Washington and Seoul say the exercises, involving tens of thousands of American and South Korean troops, are a deterrent against North Korean aggression.

In the past, the practices are believed to have included “decapitation strikes” – trial operations for an attempt to kill Kim Jong-un and his top generals, further antagonising a paranoid leadership.

Trump kept the pressure up with a tweet on Friday morning threatening Pyongyang but indicating he wanted to avoid hostilities:

A US-led move that brought the United Nations security council to impose broad sanctions on North Korea was passed on Saturday, sparking a furious response from Kim’s regime, promising “thousands-fold” revenge.

Speaking off the cuff, Trump then added further heat by threatening to unleash “fire and fury”, to which Pyongyang responded with its plan to fire four missiles to land in waters near Guam. On Thursday, Trump suggested his comment “maybe … wasn’t tough enough.”

Trump says his North Korea comments ‘may not be tough enough’. He added that if North Korea attacked Guam, a 544 sq km (210 sq mile) island in the western Pacific with a third of its land run by the US military, “things will happen to them like they never thought possible, OK?”

A North Korean military statement said it would continue to watch “the speech and behaviour of the US”.

Officials in Seoul confirmed on Friday that the scheduled military exercises, which are often met with anger from Pyongyang, are expected to go ahead. Following last year’s Ulchi-Freedom Guardian, the North conducted a nuclear test.

After Japan and Germany, South Korea is host to the third-largest number of US troops overseas, with close to 35,000 personnel stationed at 83 sites, a relationship that stretches back to the 1950-1953 Korean war.

In April the US also installed a terminal high-altitude area defence system, or Thaad, in the country, with the purpose of using interceptor missiles to destroy incoming missiles in mid-flight.

And on Thursday, US and Japanese forces began an 18-day live-fire exercise on the northern Japanese island of Hokkaido, another scheduled event that comes at a precarious time.

Meanwhile, a state-run paper in China, North Korea’s uneasy ally, said Beijing should remain neutral if its neighbour launched an attack that threatened the US, a clear warning to Pyongyang against any aggressive action.

But the Global Times also advised: “If the US and South Korea carry out strikes and try to overthrow the North Korean regime and change the political pattern of the Korean peninsula, China will prevent them from doing so.”

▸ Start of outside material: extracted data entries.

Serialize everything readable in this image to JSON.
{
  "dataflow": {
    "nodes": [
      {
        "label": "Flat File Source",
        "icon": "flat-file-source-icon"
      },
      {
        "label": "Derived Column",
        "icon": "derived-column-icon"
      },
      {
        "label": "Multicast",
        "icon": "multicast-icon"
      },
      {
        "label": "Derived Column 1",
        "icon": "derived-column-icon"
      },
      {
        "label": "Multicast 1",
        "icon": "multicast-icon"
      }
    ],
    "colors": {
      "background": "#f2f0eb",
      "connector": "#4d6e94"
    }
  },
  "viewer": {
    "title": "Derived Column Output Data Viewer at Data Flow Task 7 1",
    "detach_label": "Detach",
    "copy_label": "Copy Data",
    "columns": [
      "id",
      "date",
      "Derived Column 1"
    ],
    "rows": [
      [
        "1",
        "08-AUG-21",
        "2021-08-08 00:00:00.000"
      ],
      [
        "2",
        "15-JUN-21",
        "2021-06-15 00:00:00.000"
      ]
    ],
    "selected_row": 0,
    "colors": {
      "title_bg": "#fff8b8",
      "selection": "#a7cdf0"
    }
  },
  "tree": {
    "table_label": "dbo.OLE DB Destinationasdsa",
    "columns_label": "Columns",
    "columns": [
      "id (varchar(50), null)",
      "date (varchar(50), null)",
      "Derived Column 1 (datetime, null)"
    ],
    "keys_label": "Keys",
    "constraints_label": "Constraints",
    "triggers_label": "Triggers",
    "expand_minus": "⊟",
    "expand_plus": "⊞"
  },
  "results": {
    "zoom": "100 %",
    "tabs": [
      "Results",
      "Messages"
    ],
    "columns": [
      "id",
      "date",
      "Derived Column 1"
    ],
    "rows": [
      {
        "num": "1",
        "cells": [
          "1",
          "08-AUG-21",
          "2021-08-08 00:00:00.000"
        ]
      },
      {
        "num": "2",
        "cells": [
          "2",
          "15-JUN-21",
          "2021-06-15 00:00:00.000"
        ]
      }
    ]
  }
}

Last year, the North staged two nuclear bomb tests, and in July it launched two intercontinental ballistic missile tests. Observers are divided on whether the reclusive state yet has the capability to mount a miniaturised nuclear warhead on a missile.

“This situation is beginning to develop into this generation’s Cuban missile crisis moment,” ING’s chief Asia economist Robert Carnell said of the Trump-Kim spat in a research note.

“While the US president insists on ramping up the war of words, there is a decreasing chance of any diplomatic solution.”